Miles de personas hemos rezado y esperado. Desde los momentos más sombríos, al principio de la enfermedad, inmediatamente después de Navidades, a los más recientes, llenos de un asombro milagroso. Hemos rezado: «cura, Señor, a nuestro Anas, si esta es tu voluntad». Hemos pedido un milagro y lo ha habido: el de muchas personas reunidas por internet para rezar juntos cada noche, signo de un afecto extraordinario y de la fe implorante de un pueblo entero.
A muchos de nosotros la enfermedad de Anas nos ha provocado, muchos han conocido su obra como guía casi escondida de centenares de jóvenes, su dedicación como sacerdote con los jóvenes en Grosseto, en el seminario en Roma, en Fuenlabrada (España) o en Milán como capellán. La personalidad polifacética de Anas no se puede encasillar, pero es verdad que los jóvenes han sido su pasión. El anhelo continuo de su vida fue mostrar a Cristo a los jóvenes.
Espiritualmente, Anas iba paso a paso, era un caminante de largas distancias. En un primer momento podía no sorprenderte, pero no te abandonaba, nunca te dejaba, le encontrabas a tu lado, como un padre, un amigo o un consejero, un valioso colaborador.

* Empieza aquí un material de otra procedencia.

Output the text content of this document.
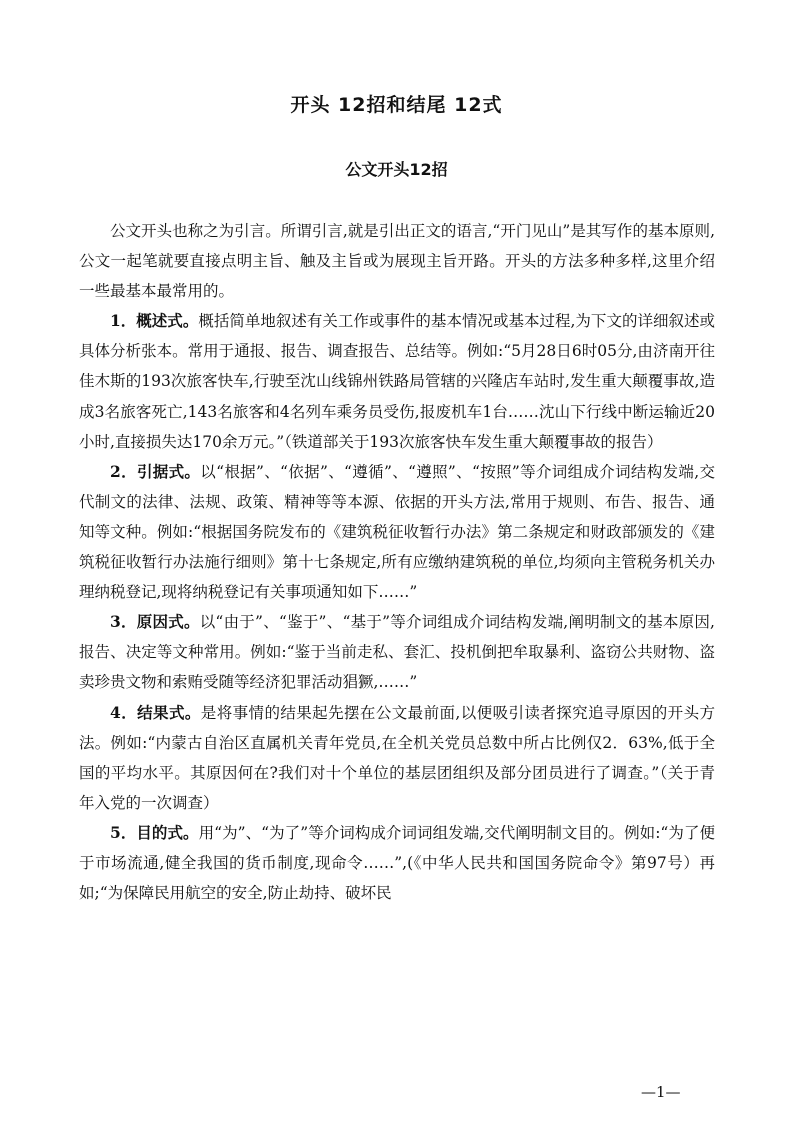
开头 12招和结尾 12式
公文开头12招

公文开头也称之为引言。所谓引言,就是引出正文的语言,“开门见山”是其写作的基本原则,公文一起笔就要直接点明主旨、触及主旨或为展现主旨开路。开头的方法多种多样,这里介绍一些最基本最常用的。

1．概述式。概括简单地叙述有关工作或事件的基本情况或基本过程,为下文的详细叙述或具体分析张本。常用于通报、报告、调查报告、总结等。例如:“5月28日6时05分,由济南开往佳木斯的193次旅客快车,行驶至沈山线锦州铁路局管辖的兴隆店车站时,发生重大颠覆事故,造成3名旅客死亡,143名旅客和4名列车乘务员受伤,报废机车1台……沈山下行线中断运输近20小时,直接损失达170余万元。”（铁道部关于193次旅客快车发生重大颠覆事故的报告）

2．引据式。以“根据”、“依据”、“遵循”、“遵照”、“按照”等介词组成介词结构发端,交代制文的法律、法规、政策、精神等等本源、依据的开头方法,常用于规则、布告、报告、通知等文种。例如:“根据国务院发布的《建筑税征收暂行办法》第二条规定和财政部颁发的《建筑税征收暂行办法施行细则》第十七条规定,所有应缴纳建筑税的单位,均须向主管税务机关办理纳税登记,现将纳税登记有关事项通知如下……”

3．原因式。以“由于”、“鉴于”、“基于”等介词组成介词结构发端,阐明制文的基本原因,报告、决定等文种常用。例如:“鉴于当前走私、套汇、投机倒把牟取暴利、盗窃公共财物、盗卖珍贵文物和索贿受随等经济犯罪活动猖獗,……”

4．结果式。是将事情的结果起先摆在公文最前面,以便吸引读者探究追寻原因的开头方法。例如:“内蒙古自治区直属机关青年党员,在全机关党员总数中所占比例仅2．63%,低于全国的平均水平。其原因何在?我们对十个单位的基层团组织及部分团员进行了调查。”（关于青年入党的一次调查）

5．目的式。用“为”、“为了”等介词构成介词词组发端,交代阐明制文目的。例如:“为了便于市场流通,健全我国的货币制度,现命令……”,(《中华人民共和国国务院命令》第97号）再如;“为保障民用航空的安全,防止劫持、破坏民

—1—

Creo que su característica principal ha sido la mansedumbre. Anas era manso, como aquellos que Jesús menciona en el Evangelio. Esas almas humildes y grandes a la vez que saben llevar incluso dramas y divisiones, pero que excavan dentro de los corazones los caminos preciosos de la amistad y la fidelidad.
Pensar en la persona y la vida de Anas me llena de gratitud hacia Dios. En menos de treinta años de sacerdocio ha tenido una fila infinita de hijos, gente que debía a él el descubrimiento del peso de la vida, de la apertura al amor, a la poesía, a la música, a Dios. En una palabra, a la existencia consciente y verdadera. ¡Cuánto nos han acompañado sus canciones, sus frases, sus reflexiones, sus libros!
Por todo esto Anas ha sido un verdadero hijo de don Giussani. Tenía un temperamento totalmente diferente, pero había heredado el centro de su carisma: Quien me siga tendrá el ciento por uno y la vida eterna.
Durante ocho años estuvo a mi lado como vicerrector y más tarde como rector del Seminario de la Fraternidad. Fueron años preciosos y fecundos que no puedo resumir. Anas está en el corazón de todos aquellos a los que acompañó a la ordenación sacerdotal. Ellos podrán contar, junto con sus antiguos y nuevos hijos de Grosseto, Fuenlabrada y Milán. El tiempo revelará el peso de todos estos años. Nuestra hermana la muerte corporal visita de nuevo a la Fraternidad San Carlos. Tras la partida de Maffucci y de Anas, yo me siento decididamente más cerca del cumplimiento, de lo esencial, más seguro de la protección del Cielo, de tantos y tantos amigos que están ahí. Una parte importante de nosotros ya se encuentra en la eternidad.
Agradezco a Dios haber visto en la tierra vidas tan grandes, tan cumplidas. Anas, por ejemplo, escribía muy bien, hablaba de Dios y de Cristo de un modo fascinante. El surco que ha trazado queda como una semilla de fecundidad.
Aprendamos de él la dócil radicalidad con la que ha dejado plasmar su mente y su corazón por Cristo, al que ha amado en la vida del Movimiento y de la Fraternidad San Carlos.
No puedo olvidar un rasgo importante de su personalidad, importante para todos nosotros. Anas había aprendido a suavizar tensiones, divisiones, peleas. Intentaba conciliar y unir, incluso corriendo el riesgo de exagerar. Pero no perdía tiempo, iba a lo esencial.
Hoy, entregando su vida a Dios, pidamos al Padre de toda gracia este don: amar todo lo que nos une a Cristo y despreciar todo lo que nos aleja de Él.
Amén.
Homilía de la Santa Misa del funeral de Antonio Anastasio.
Basílica de San Ambrosio, Milán, 11 de marzo de 2021.